On Monday, the city commemorated the dead, ringing bells and shuttering stores for 14 minutes, one for each victim. Massimo Colla, the owner of the wine bar and bistro Al Buscion, said he kept it closed for the entire day. “When tragedy happens close to home, you feel it intensely,” he said. “It’s going to take time for the city to get over this.”
Father Villa, the priest, said that he had gathered the faithful in prayer soon after the crash and held other services on Monday. With the city, he has planned a commemorative mass on Wednesday, for the emergency workers and others who combed the mountainside searching, mostly in vain, for survivors among the dead. He said that 14 candles would be lit during the service and the victims would be named and remembered, one by one.

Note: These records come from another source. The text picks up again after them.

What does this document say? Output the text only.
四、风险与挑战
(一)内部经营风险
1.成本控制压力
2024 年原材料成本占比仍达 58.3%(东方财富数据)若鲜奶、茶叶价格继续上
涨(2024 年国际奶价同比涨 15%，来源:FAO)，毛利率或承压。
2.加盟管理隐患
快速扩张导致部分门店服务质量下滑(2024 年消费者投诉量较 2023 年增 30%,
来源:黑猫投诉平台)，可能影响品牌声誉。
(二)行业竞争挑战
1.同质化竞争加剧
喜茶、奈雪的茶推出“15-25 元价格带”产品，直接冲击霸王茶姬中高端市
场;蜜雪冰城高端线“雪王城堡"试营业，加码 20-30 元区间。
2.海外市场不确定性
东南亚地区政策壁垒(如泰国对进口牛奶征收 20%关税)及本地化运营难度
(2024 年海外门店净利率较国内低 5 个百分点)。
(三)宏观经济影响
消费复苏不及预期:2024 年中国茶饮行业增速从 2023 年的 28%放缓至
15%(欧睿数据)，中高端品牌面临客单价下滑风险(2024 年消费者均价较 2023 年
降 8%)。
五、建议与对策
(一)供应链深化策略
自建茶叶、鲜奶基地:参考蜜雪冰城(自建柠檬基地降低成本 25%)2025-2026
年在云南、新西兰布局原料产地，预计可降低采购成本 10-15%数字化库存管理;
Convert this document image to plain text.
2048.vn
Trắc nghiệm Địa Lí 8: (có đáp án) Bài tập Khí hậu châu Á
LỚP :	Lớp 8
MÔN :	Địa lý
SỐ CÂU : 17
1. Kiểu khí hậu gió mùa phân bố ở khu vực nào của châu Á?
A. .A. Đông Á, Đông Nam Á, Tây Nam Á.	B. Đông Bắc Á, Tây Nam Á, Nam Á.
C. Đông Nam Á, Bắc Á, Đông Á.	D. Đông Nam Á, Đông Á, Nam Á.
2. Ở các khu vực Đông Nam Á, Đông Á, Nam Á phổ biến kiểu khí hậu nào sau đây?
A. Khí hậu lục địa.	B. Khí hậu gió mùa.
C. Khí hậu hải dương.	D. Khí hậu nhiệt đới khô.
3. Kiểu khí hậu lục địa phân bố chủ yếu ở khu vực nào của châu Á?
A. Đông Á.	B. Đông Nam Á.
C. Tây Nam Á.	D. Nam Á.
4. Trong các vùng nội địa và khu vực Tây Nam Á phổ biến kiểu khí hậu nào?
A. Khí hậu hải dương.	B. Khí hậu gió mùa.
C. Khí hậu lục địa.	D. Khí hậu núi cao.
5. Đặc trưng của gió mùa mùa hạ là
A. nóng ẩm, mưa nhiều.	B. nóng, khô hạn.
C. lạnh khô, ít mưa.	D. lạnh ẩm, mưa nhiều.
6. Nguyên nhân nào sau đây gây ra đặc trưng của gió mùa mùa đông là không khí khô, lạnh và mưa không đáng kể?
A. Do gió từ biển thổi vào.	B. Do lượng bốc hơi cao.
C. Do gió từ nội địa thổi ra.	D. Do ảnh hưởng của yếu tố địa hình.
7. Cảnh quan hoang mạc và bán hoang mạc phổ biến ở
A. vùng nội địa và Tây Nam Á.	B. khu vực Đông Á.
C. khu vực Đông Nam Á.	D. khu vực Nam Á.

Marcella Severino, Stresa’s mayor of just eight months, said she was looking for a permanent way to commemorate the victims. “May 23 will be our September 11,” she said in an emotional interview in her office.
“Though citizens were in shock,” she said that locals had stepped up as best they could. Civil protection volunteers immediately arrived on the scene, along with the emergency workers. Hotel owners took in victims’ families, taxi drivers transported people without charge and local health authorities had provided psychologists.
“People come to Stresa because they feel safe,” Ms. Severino said — the town is small and tight-knit, with little crime. “Obviously, for the families of the victims, Stresa will become a nefarious name,” she said. “But I hope that they will remember how the city tried to be close to them.”